Musique :  Philip GLASS
Costumes :  Patrick MURRU

Lumières et scénographie : Lo-Ammy VAIMATAPAKO
Quatuor à cordes des solistes de l'
Orchestre Phiharmonique de Marseille :
Violon :  Da-Min KIM
Violon :  Alexandre AMEDRO
Alto : Magali DEMESSE
Violoncelle :  Xavier CHATILLON 


Photos :  Cécile MANOHA 
1.Existences parallèles;
2. Solitude (Lestel ) ;
3.Affrontements ;
4. Enlacement, embrassement, étouffement ; 
5.Le groupe reconstruit.




III. MISATANGO



Messe
Le  terme de « messe », est un mot repris de l’expression «ite missa est», ‘allez, la messe est dite’, ou ‘envoyée’ , que prononce le prêtre à la fin du rite : il s’agit de l’Eucharistie, célébration du sacrifice du corps et du sang de Jésus-Christ présent par transsubstantiation sous les espèces du pain et du vin dans l’hostie.  On distingue, depuis les origines, la petite messe ou messe basse, qui se dit sans chant, et la messe haute ou grande messe, celle qui est chantée par des choristes. En musique, une messe est un ensemble cohérent de pièces musicales pour servir d'accompagnement aux rites liturgiques catholique, anglican ou luthérien. L'effectif nécessaire était à l'origine purement choral.
On se mit assez tardivement à faire accompagner par un orchestre les pièces qui la composent. Les textes chantés sont généralement en latin, mais pas forcément. Nombre de grands compositeurs ont écrit des musiques pour la messe, qui peuvent être adaptées pour des circonstances particulières, comme les Te deum, actions de grâce, les requiem ou messe des morts. On y retrouve en général les mêmes parties, le Kyrie christe eleison, le Gloria, le Credo, Benedictus, Dies irae, Agnus dei, etc. Depuis le grégorien, les musiques en peuvent être variée.


La Misatango

Renouant avec le succès mondial de la fameuse Misa criolla de son compatriote Ángel Ramírez, créée en 1963, composée en espagnol sur des thèmes populaires latino-américains, le compositeur argentin Martín Palmeri, né en 1965 à Buenos Aires, crée sa Misatango, ‘Messe tango’ ou Misa a Buenos Aires. Palmieri a fait de profondes études de composition, de chant, de direction d’orchestre, titulaire de prix prestigieux. À la tête d’un ensemble choral, quelque peu frustré par la difficulté d’interprétation du tango par un chœur, forcément morcelé par des morceaux sans cohérence entre eux, en hommage à ses choristes et au tango, il décide de composer cette œuvre à laquelle la cohérence de la messe donne une structure et une dramaturgie, allant du credo, de l’acte de foi, de la crucifixion à la résurrection, chant d’espérance pluriel. Il associe chœur, orchestre, piano, mais aussi le bandonéon, emblématique du tango. 

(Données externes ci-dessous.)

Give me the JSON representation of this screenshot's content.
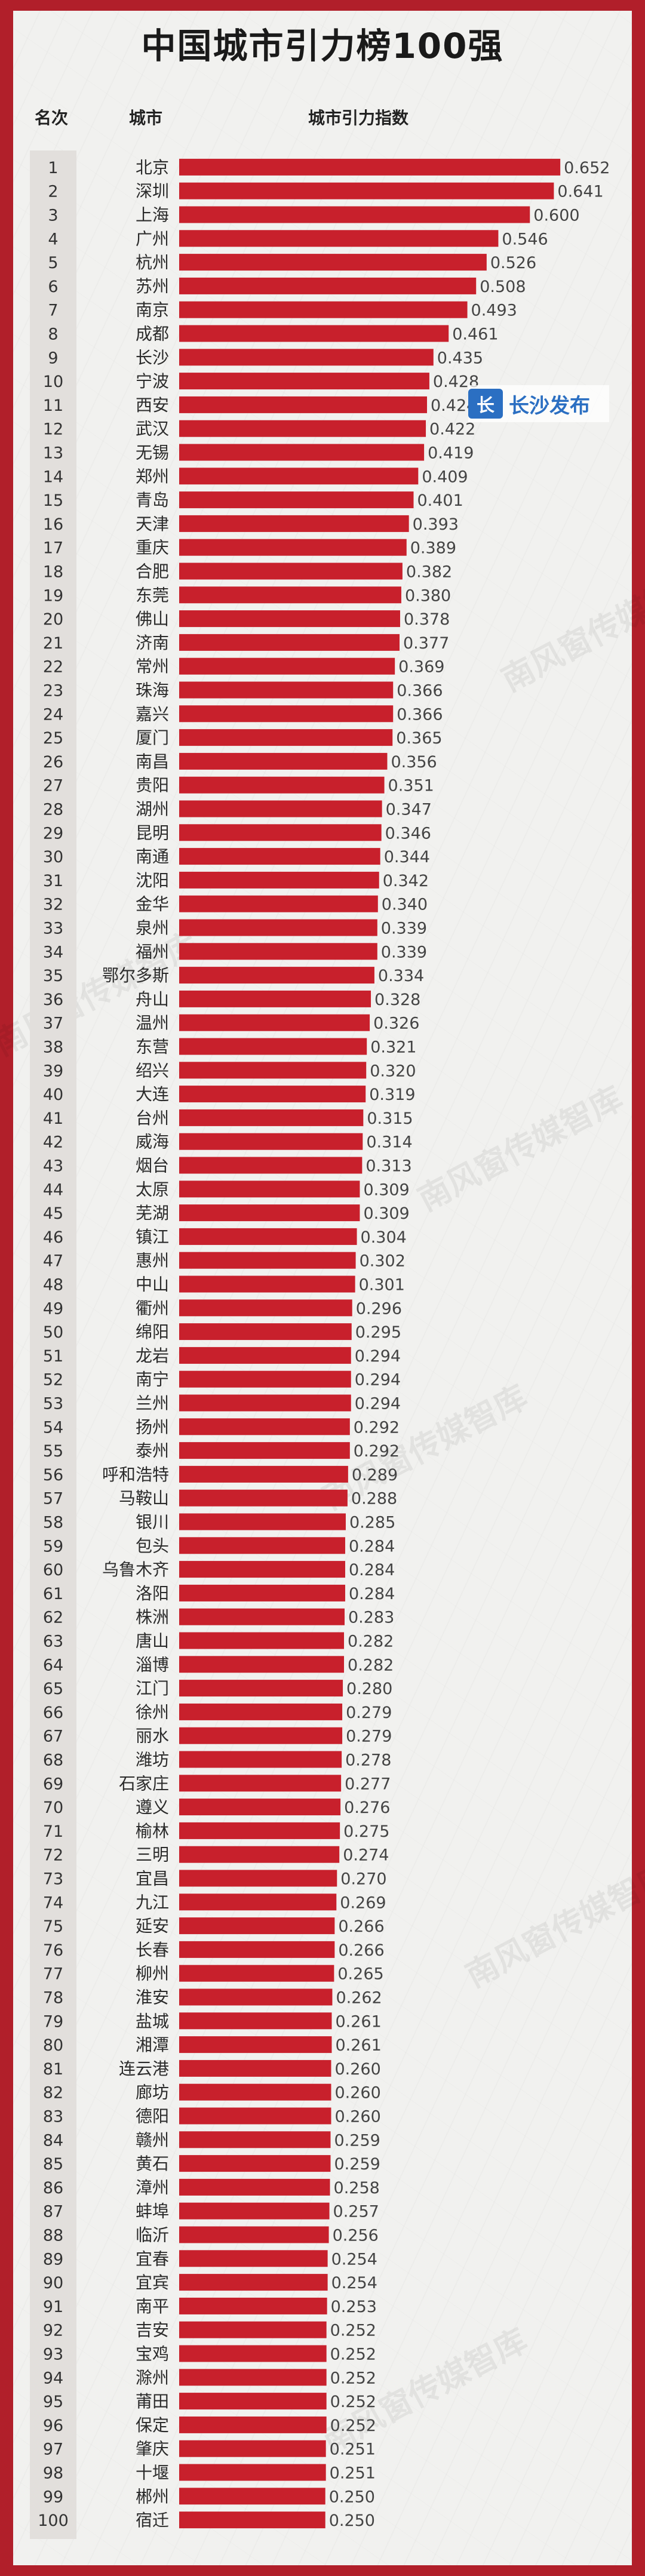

L’originalité, ici, c’est que cette messe se déploie magnifiquement sur le rythme et la musique de tango, une danse née dans les bordels de Montevideo et de Buenos Aires vers la fin du XIXe siècle, longtemps condamnée par l’Église comme danse indécente, immorale. Jolie revanche historique, cette messe a eu l’onction et la bénédiction d’un particulier très particulier, le pape François actuel, Argentin, dont nous savons qu’il fut longtemps évêque de Buenos Aires : suprême honneur et consécration, bénédiction même, en 2013, cette musique jadis anathémisée est interprétée au Vatican, en l’honneur du Pape, dont on murmure, messe basse plus que haute, qu’il ne dédaignait pas de danser le tango.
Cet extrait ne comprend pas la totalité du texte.